München - Margareta Broich (55) und Wolfram Koch (53) geben an diesem Sonntag ihr Debüt in der Mainmetropole. Es ist der dritte Neustart in diesem Jahr – und sicherlich nicht der schlechteste.

Frischfleisch für den Frankfurter Tatort? Hier haben wir es wohl mehr mit zwei gut abgehangenen Stücken zu tun. Was beim aktuellen Mindesthaltbarkeitsdatum eines ARD-Ermittlerpaares allerdings kein Problem sein dürfte. Broich und Koch treten als Nachfolger der Kommissare Steier (Joachim Król) und Mey (Nina Kunzendörfer) ein schweres Erbe an. Schon jetzt sei verraten: Die beiden Neuen machen einen guten Job.

Im Tatort: Kälter als der Tod waten die Kommissare Anna Janneke (Broich) und Paul Brix (Koch) knietief im Familiendrama. Mutter, Vater, Sohn – alle tot. Nur von der Tochter des Hauses und ihrer Nachhilfelehrerin Miranda fehlt jede Spur. Sind sie in der Hand des Mörders? Wer hatte ein Interesse die Familie auszulöschen?

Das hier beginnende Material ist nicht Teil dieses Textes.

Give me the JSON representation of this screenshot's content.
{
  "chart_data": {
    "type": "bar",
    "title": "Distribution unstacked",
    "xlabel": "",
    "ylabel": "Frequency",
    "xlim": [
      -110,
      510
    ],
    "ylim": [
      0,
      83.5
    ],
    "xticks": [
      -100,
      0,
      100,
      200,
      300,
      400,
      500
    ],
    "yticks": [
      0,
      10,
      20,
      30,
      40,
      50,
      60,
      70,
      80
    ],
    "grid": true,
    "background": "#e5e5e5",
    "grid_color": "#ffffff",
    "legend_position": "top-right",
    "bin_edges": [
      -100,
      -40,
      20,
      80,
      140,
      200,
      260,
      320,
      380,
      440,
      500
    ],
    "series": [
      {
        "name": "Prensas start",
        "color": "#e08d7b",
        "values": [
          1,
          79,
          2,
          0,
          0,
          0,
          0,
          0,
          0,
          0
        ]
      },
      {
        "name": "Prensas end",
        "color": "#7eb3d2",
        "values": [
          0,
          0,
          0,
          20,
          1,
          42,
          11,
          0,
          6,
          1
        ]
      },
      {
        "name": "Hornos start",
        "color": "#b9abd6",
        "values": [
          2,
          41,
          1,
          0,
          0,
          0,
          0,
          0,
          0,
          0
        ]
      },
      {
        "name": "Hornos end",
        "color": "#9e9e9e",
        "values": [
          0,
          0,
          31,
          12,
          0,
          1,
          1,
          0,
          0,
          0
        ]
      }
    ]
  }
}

„Wir wühlen im Schlamm und finden nur Dreck“, lamentiert der Vorgesetzte Riefenstahl (Roeland Wisnekker), der den Fall bisweilen auch als „beschissen“ tituliert. Nein, ganz so schlimm ist es nicht, aber was das kongeniale Gespann bestehend aus Autor Michael Proehl und Regisseur Florian Schwarz (verantwortlich auch für den wunderbaren Tukur-Tatort Im Schmerz geboren) da aus der Krimikiste zaubert, verlangt dem Zuschauer schon einiges ab: Lesbische Liebe, Erbschaftsstreit und Inzucht spielen eine Rolle. Nachvollziehbar und glaubwürdig bleibt da nur manches. Dafür zündet Filmemacher Schwarz visuell ein Feuerwerk der guten Ideen. Statt Ermittler und Verdächtige im dunklen Verhörraum versauern zu lassen, schickt er sie bei den Befragungen gemeinsam zurück in die Vergangenheit, um macht die Erinnerung so lebendig.

Angenehm unaufgeregt agieren in diesem Krimi die beiden Theaterstars Margareta Broich (privat mit dem ehemaligen Tatort-Kommissar Martin Wuttke verheiratet) und Wolfram Koch. Ein Ermittlerpaar, das durch seine Normalität auffällt. Sie sind nicht verkorkst, nicht exzentrisch und schon gar nicht zynisch. Die beiden umweht der Wind der Warmherzigkeit. Sie sprechen freundlich miteinander und mit den Verdächtigen, die sie weder am schmuddeligen Kragen schütteln noch unkontrolliert anschnauzen. Stattdessen gibt’s von Kommissarin Janneke Kräutertee und von Kommissar Brix schon mal ein warmes Bett für geschundene Seelen.

So viel Sympathiewerte müssen belohnt werden: vielleicht beim nächsten Mal – mit einem etwas subtileren Fall.